No nos importó viajar un viernes por la tarde y enfrentar el tránsito del DF. La idea de pasar el fin de semana en San Miguel de Allende parecía terrorífica
JESSICA SERVÍN
EL UNIVERSAL
DOMINGO 20 DE SEPTIEMBRE DE 2009
SAN MIGUEL DE ALLENDE, Gto.— Está a 274 kilómetros de la capital y no te extrañes si eso es motivo de discusión entre los que van de camino. En todo caso lo único que se tendrá que resolver es quién será el que maneje. “Que absurdo, pero si sólo son unos kilómetros”. Sí pero a eso hay que sumarle las dos horas del Periférico.
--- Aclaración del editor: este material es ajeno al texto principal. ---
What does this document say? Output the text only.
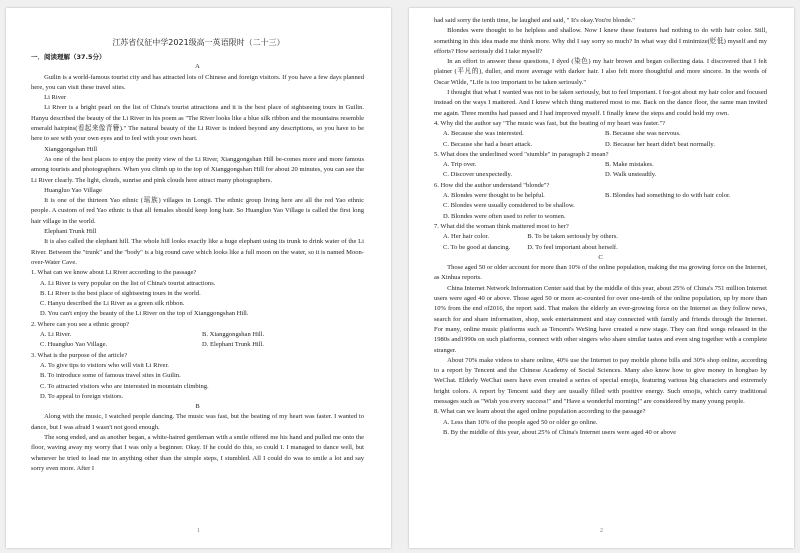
江苏省仪征中学2021级高一英语限时（二十三）

一．阅读理解（37.5分）

A

Guilin is a world-famous tourist city and has attracted lots of Chinese and foreign visitors. If you have a few days planned here, you can visit these travel sites.

Li River

Li River is a bright pearl on the list of China's tourist attractions and it is the best place of sightseeing tours in Guilin. Hanyu described the beauty of the Li River in his poem as "The River looks like a blue silk ribbon and the mountains resemble emerald hairpins(看起来像青簪)." The natural beauty of the Li River is indeed beyond any descriptions, so you have to be here to see with your own eyes and to feel with your own heart.

Xianggongshan Hill

As one of the best places to enjoy the pretty view of the Li River, Xianggongshan Hill be-comes more and more famous among tourists and photographers. When you climb up to the top of Xianggongshan Hill for about 20 minutes, you can see the Li River clearly. The light, clouds, sunrise and pink clouds here attract many photographers.

Huangluo Yao Village

It is one of the thirteen Yao ethnic (瑶族) villages in Longji. The ethnic group living here are all the red Yao ethnic people. A custom of red Yao ethnic is that all females should keep long hair. So Huangluo Yao Village is called the first long hair village in the world.

Elephant Trunk Hill

It is also called the elephant hill. The whole hill looks exactly like a huge elephant using its trunk to drink water of the Li River. Between the "trunk" and the "body" is a big round cave which looks like a full moon on the water, so it is named Moon-over-Water Cave.

1. What can we know about Li River according to the passage?

A. Li River is very popular on the list of China's tourist attractions.

B. Li River is the best place of sightseeing tours in the world.

C. Hanyu described the Li River as a green silk ribbon.

D. You can't enjoy the beauty of the Li River on the top of Xianggongshan Hill.

2. Where can you see a ethnic group?

A. Li River.	B. Xianggongshan Hill.
C. Huangluo Yao Village.	D. Elephant Trunk Hill.

3. What is the purpose of the article?

A. To give tips to visitors who will visit Li River.

B. To introduce some of famous travel sites in Guilin.

C. To attracted visitors who are interested in mountain climbing.

D. To appeal to foreign visitors.

B

Along with the music, I watched people dancing. The music was fast, but the beating of my heart was faster. I wanted to dance, but I was afraid I wasn't not good enough.

The song ended, and as another began, a white-haired gentleman with a smile offered me his hand and pulled me onto the floor, waving away my worry that I was only a beginner. Okay. If he could do this, so could I. I managed to dance well, but whenever he tried to lead me in anything other than the simple steps, I stumbled. All I could do was to smile a lot and say sorry even more. After I

1

had said sorry the tenth time, he laughed and said, " It's okay.You're blonde."

Blondes were thought to be helpless and shallow. Now I knew these features had nothing to do with hair color. Still, something in this idea made me think more. Why did I say sorry so much? In what way did I minimize(贬低) myself and my efforts? How seriously did I take myself?

In an effort to answer these questions, I dyed (染色) my hair brown and began collecting data. I discovered that I felt plainer (平凡的), duller, and more average with darker hair. I also felt more thoughtful and more sincere. In the words of Oscar Wilde, "Life is too important to be taken seriously."

I thought that what I wanted was not to be taken seriously, but to feel important. I for-got about my hair color and focused instead on the ways I mattered. And I knew which thing mattered most to me. Back on the dance floor, the same man invited me again. Three months had passed and I had improved myself. I finally knew the steps and could hold my own.

4. Why did the author say "The music was fast, but the beating of my heart was faster."?

A. Because she was interested.	B. Because she was nervous.
C. Because she had a heart attack.	D. Because her heart didn't beat normally.

5. What does the underlined word "stumble" in paragraph 2 mean?

A. Trip over.	B. Make mistakes.
C. Discover unexpectedly.	D. Walk unsteadily.

6. How did the author understand "blonde"?

A. Blondes were thought to be helpful.	B. Blondes had something to do with hair color.

C. Blondes were usually considered to be shallow.

D. Blondes were often used to refer to women.

7. What did the woman think mattered most to her?

A. Her hair color.	B. To be taken seriously by others.
C. To be good at dancing.	D. To feel important about herself.

C

Those aged 50 or older account for more than 10% of the online population, making the ma growing force on the Internet, as Xinhua reports.

China Internet Network Information Center said that by the middle of this year, about 25% of China's 751 million Internet users were aged 40 or above. Those aged 50 or more ac-counted for over one-tenth of the online population, up by more than 10% from the end of2016, the report said. That makes the elderly an ever-growing force on the Internet as they follow news, search for and share information, shop, seek entertainment and stay connected with family and friends through the Internet. For many, online music platforms such as Tencent's WeSing have created a new stage. They can find songs released in the 1980s and1990s on such platforms, connect with other singers who share similar tastes and even sing together with a complete stranger.

About 70% make videos to share online, 40% use the Internet to pay mobile phone bills and 30% shop online, according to a report by Tencent and the Chinese Academy of Social Sciences. Many also know how to give money in hongbao by WeChat. Elderly WeChat users have even created a series of special emojis, featuring various big characters and extremely bright colors. A report by Tencent said they are usually filled with positive energy. Such emojis, which carry traditional messages such as "Wish you every success!" and "Have a wonderful morning!" are considered by many young people.

8. What can we learn about the aged online population according to the passage?

A. Less than 10% of the people aged 50 or older go online.

B. By the middle of this year, about 25% of China's Internet users were aged 40 or above

2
Ni modo, hay que aguantar, porque qué ciudad es capaz de que al minuto de estar en ella te convenza de que la única actividad a la que le rendirás devoción será sentarse en su plaza, comer un elote con limón y ver pasar el mundo al ritmo del Bajío.
La respuesta es sencilla, San Miguel de Allende, donde no existe la prisa y ni te molesta que cada 30 minutos las campanas de la Parroquia de San Miguel de Arcángel sean tocadas. Sus calles empedradas, su arquitectura heredera del barroco y esa combinación de mexicanos y estadounidenses que habitan cada esquina de esta tierra, te transforman. Te hacen pensar sobre el lugar donde uno quiere morir, como lo hizo Neal Cassady, el “héroe secreto” de los poemas de Allen Ginsberg.
¡Sssh! ya hemos iniciado. El mejor momento para llegar es de noche. Cuando al dejar las maletas en el hotel se baja hacia el Teatro Ángela Peralta y no se entra, no, se va directo al bar Tío Lucas que está enfrente.
Te sientas y te acostumbras a la iluminación ocre. Pides un vino tinto y relajas los oídos para recibir los primeros acordes de jazz.
Al salir, caminas un par de cuadras a la derecha y el hijo pródigo de San Miguel, don Pedro Vargas, es interpretado por un mariachí en el Jardín Principal. Sí, estás en territorio mágico.